If this was a closed file, the investigators might’ve been able to answer more of those lingering questions that would have allowed the Legislature to begin a new session without this latest distraction. Some examples:
- Who sent the messages in Schwertner’s name? Did Schwertner send it or did someone else?
- What device were the messages sent from? Who does it belong to?
- Where’s the full report?
- Why wasn’t this done in a way that could clear his name? And if that’s on him, as the investigator implies, why didn’t he cooperate and provide information to make his innocence apparent?
- The investigation said Schwertner gave the complainant his card with a cell phone number purchased from Hushed, an application that allows users to communicate via cell phones without revealing their actual cell phone numbers. Why?
- Why would someone going to that extent to disguise themselves give away their password for Hushed to a third party?
- Who is this third party (if there is one at all)? Why won’t Schwertner identify the person? Why did he or she have access to his Hushed account? Was that person’s phone used to send the messages?
“This unfortunate matter is now closed,” Schwertner said in a written statement sent to news media after the executive summary of Sutton’s report was made public.
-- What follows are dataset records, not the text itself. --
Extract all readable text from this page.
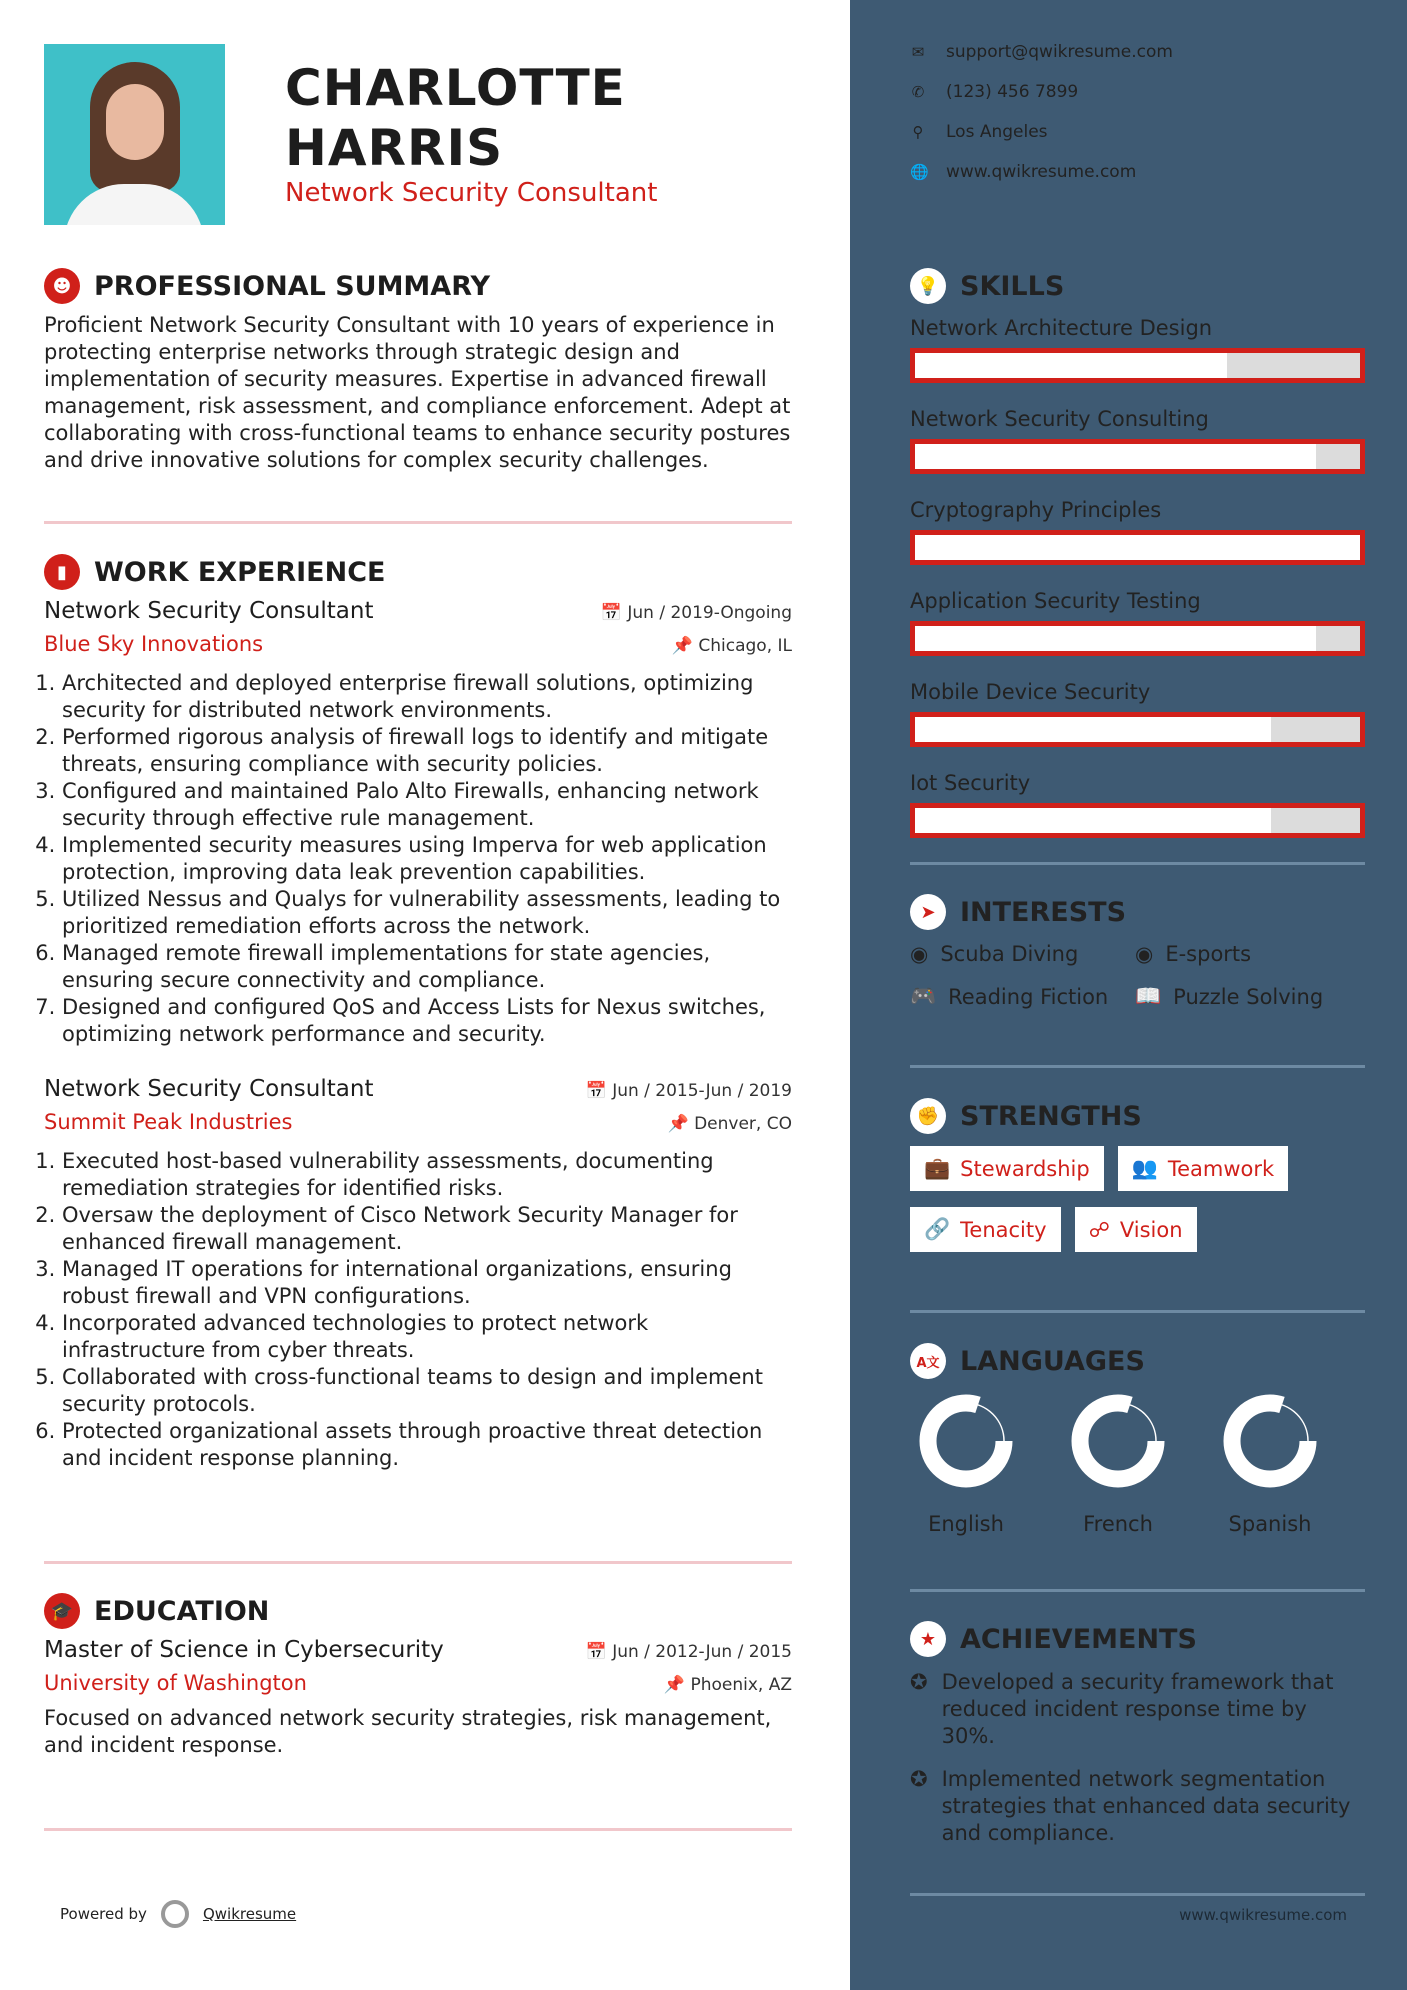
CHARLOTTE
HARRIS
Network Security Consultant
☻ PROFESSIONAL SUMMARY
Proficient Network Security Consultant with 10 years of experience in protecting enterprise networks through strategic design and implementation of security measures. Expertise in advanced firewall management, risk assessment, and compliance enforcement. Adept at collaborating with cross-functional teams to enhance security postures and drive innovative solutions for complex security challenges.
▮	WORK EXPERIENCE
Network Security Consultant	📅 Jun / 2019-Ongoing
Blue Sky Innovations	📌 Chicago, IL
1. Architected and deployed enterprise firewall solutions, optimizing security for distributed network environments.
2. Performed rigorous analysis of firewall logs to identify and mitigate threats, ensuring compliance with security policies.
3. Configured and maintained Palo Alto Firewalls, enhancing network security through effective rule management.
4. Implemented security measures using Imperva for web application protection, improving data leak prevention capabilities.
5. Utilized Nessus and Qualys for vulnerability assessments, leading to prioritized remediation efforts across the network.
6. Managed remote firewall implementations for state agencies, ensuring secure connectivity and compliance.
7. Designed and configured QoS and Access Lists for Nexus switches, optimizing network performance and security.
Network Security Consultant	📅 Jun / 2015-Jun / 2019
Summit Peak Industries	📌 Denver, CO
1. Executed host-based vulnerability assessments, documenting remediation strategies for identified risks.
2. Oversaw the deployment of Cisco Network Security Manager for enhanced firewall management.
3. Managed IT operations for international organizations, ensuring robust firewall and VPN configurations.
4. Incorporated advanced technologies to protect network infrastructure from cyber threats.
5. Collaborated with cross-functional teams to design and implement security protocols.
6. Protected organizational assets through proactive threat detection and incident response planning.
🎓 EDUCATION
Master of Science in Cybersecurity	📅 Jun / 2012-Jun / 2015
University of Washington	📌 Phoenix, AZ
Focused on advanced network security strategies, risk management, and incident response.
Powered by	Qwikresume
✉ support@qwikresume.com
✆ (123) 456 7899
⚲ Los Angeles
🌐 www.qwikresume.com
💡 SKILLS
Network Architecture Design
Network Security Consulting
Cryptography Principles
Application Security Testing
Mobile Device Security
Iot Security
➤ INTERESTS
◉ Scuba Diving	◉ E-sports
🎮 Reading Fiction 📖 Puzzle Solving
✊ STRENGTHS
💼 Stewardship 👥 Teamwork
🔗 Tenacity ☍ Vision
A文 LANGUAGES
English	French	Spanish
★ ACHIEVEMENTS
✪ Developed a security framework that reduced incident response time by 30%.
✪ Implemented network segmentation strategies that enhanced data security and compliance.
www.qwikresume.com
He got one letter wrong in that sentence, using a “W” where a “T” would be more apt.
This unfortunate matter is not closed.
See here for the background. As I suggested, it’s hard to escape the conclusion that Schwertner is covering up for somebody, which raises even more questions. Ramsey is right that this matter is not closed, and that these and other questions will linger, not just over Schwertner but the whole Senate, throughout the session. It’s just that Schwertner has already faced the voters – who clearly did not have all of the information they could have had – and with the decline of the Capitol press corps, there’s not much of a mechanism for keeping a spotlight on these questions. There’s still a story out there, and I’m sure someone will continue to pursue it. But unless and until someone finds and publishes answers to these questions, this unfortunate matter will remain dormant. For Sen. Schwertner’s purposes, that’s good enough.